WORKS FROM
the 12 shortlisted exhibits for the annual Ateneo Art Awards are currently on view at the main atrium of the Shangri-La Plaza mall in Mandaluyong. The exhibition is on view at the mall until July 30 and will move to the Ateneo Art Gallery in Quezon City where they will be on view from Aug. 10 until Nov. 4. The shortlisted exhibits are:
• Becoming at Art Informal Mars Bugaoan transforms trash into art. He finds new meanings for plastic trash as he reshapes and restructures plastic bottles and plastic bags into installations, sculptures, and prints.
• Memento Obliviscere at MO_Space For artist Bea Camacho, memories can be massaged. She said: “Our memories define our experience, our reality, and our identity, but our memories are also fragile and vulnerable. They are malleable and easily manipulated.” This being said, she highlights objects — typewriter, old photographs, and newspaper dummy — that can serve both ways: help us remember and/or forget.
• Talim at Blanc Gallery Ronson Culibrina takes inspiration from his hometown, Talim Island in Laguna de Bay for this exhibit.
Talim, incidentally, also means sharp in Filipino. Taking these ideas, Mr. Culibrina suggests the sharp contrasts between industrial development and a sound ecosystem; images of busy fisher folks versus the quiet lakeside environment; and nature and the tools that change people’s lives. • Situation Amongst the Furnishings at Silverlens Dina Gadia makes collages in her all-painting exhibition. Most of her subjects are disfigured bodies in the wrong places or going through objects. • Makeshift at Blanc Gallery Johanna Helmuth grew up in a neighborhood where pedicabs were the sources of livelihood in the morning, and were turned into makeshift homes for the drivers come nighttime. This becomes the artist’s theme: how people adapt and survive to make ends meet. • Viral Automata at 1335 Mabini Ian Carlo Jaucian invents ways to integrate art and science. He presents this in an interactive exhibition that features robots that show light and movements as they are programmed by computer viruses. • Low Pressured Areas at the Cultural Center of the Philippines
KoloWn plays around the vicinity of the Cultural Center and makes these areas their canvas. The exhibition is site-specific, which lets the audience navigate their way around the building. It is also a critique of art institutions and art productions.
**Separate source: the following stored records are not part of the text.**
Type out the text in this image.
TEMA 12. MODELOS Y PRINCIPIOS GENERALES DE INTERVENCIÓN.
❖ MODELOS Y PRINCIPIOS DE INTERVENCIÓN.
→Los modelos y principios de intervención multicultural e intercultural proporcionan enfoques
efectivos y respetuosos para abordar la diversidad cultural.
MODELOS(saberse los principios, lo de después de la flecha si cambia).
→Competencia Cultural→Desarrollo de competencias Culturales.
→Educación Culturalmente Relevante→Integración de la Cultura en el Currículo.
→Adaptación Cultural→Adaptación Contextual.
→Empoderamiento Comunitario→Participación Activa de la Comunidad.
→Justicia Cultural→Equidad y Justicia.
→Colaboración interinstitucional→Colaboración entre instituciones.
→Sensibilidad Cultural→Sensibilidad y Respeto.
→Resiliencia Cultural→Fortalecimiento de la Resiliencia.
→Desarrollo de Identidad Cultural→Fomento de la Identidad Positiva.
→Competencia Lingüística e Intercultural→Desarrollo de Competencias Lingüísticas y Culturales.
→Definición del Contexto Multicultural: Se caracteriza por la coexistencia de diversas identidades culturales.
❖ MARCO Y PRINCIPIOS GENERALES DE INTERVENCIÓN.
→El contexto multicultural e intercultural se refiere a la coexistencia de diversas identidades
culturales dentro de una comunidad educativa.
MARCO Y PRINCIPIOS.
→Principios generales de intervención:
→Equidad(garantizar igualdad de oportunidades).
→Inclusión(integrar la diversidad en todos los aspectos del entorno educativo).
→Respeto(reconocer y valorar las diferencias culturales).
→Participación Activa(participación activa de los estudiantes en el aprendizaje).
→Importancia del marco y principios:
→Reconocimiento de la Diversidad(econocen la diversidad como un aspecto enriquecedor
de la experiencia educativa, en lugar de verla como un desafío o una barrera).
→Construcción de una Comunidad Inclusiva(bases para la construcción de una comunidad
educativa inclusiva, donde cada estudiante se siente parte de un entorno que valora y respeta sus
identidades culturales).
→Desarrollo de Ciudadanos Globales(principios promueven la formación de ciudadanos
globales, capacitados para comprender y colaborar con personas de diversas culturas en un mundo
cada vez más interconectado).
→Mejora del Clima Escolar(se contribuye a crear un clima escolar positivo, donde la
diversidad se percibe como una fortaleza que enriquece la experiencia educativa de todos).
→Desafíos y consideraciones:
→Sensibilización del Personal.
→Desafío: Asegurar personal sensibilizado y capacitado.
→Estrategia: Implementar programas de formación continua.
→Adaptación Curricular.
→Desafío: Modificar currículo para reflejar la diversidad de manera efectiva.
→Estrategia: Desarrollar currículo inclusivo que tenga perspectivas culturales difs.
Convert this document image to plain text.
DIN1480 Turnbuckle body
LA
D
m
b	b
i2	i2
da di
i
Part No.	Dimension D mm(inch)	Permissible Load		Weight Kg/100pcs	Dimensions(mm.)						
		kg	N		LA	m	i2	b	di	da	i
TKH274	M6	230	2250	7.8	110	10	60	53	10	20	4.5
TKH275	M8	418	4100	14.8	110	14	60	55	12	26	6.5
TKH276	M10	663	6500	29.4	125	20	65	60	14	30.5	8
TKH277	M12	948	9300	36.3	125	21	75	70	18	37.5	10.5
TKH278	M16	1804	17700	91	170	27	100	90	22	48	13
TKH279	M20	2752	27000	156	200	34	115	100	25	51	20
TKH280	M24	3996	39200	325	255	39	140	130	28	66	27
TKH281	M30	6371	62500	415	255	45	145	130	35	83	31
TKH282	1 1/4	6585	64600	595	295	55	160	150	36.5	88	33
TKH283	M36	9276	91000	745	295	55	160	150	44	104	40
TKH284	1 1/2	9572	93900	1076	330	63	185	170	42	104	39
• Only Dog Can Judge Me at MO_Space In a world where judgments are easily given, sometimes without basis and regard, artist Robert Langenegger believes that dogs are the better judges than human beings because they have no biases and predispositions. He believes dogs are loyal, honest in their actions, have strong instincts, and are pure in spirit.
• … at Silverlens In …, artist Issay Rodriguez features a series of framed sheets of tracing paper, layered within each frame. The papers are punctured to produce dots, which looks and act like Braille signs, inviting the audience to “read” the images.
• Gray Horizon at the Cultural Center of the Philippines
Ciron Señeres presents scenes in Tondo, Manila, a populous district, through his depictions of dumps and deteriorating structures.
• Traces By Which We Remember at West Gallery Jel Suarez grew up in Caloocan near a construction site, and she has fond memories of collecting pieces of chipped cement. At the same time, she recollects the summers she spent in Batangas as she stacked stones and built mounds of rough stones. In Traces By Which We Remember, the artist constructs collages with layers of contrasts, images, and textures. She sees this layering as a form of remembering.
• What’s Left of It at the Pinto Art Museum Elias Miles Villanueva creates art through collected glass shards, which he painted, stacked, assembled, and given titles taken from books, movies, comics, and trends. Each glass shard is encased in a glass box.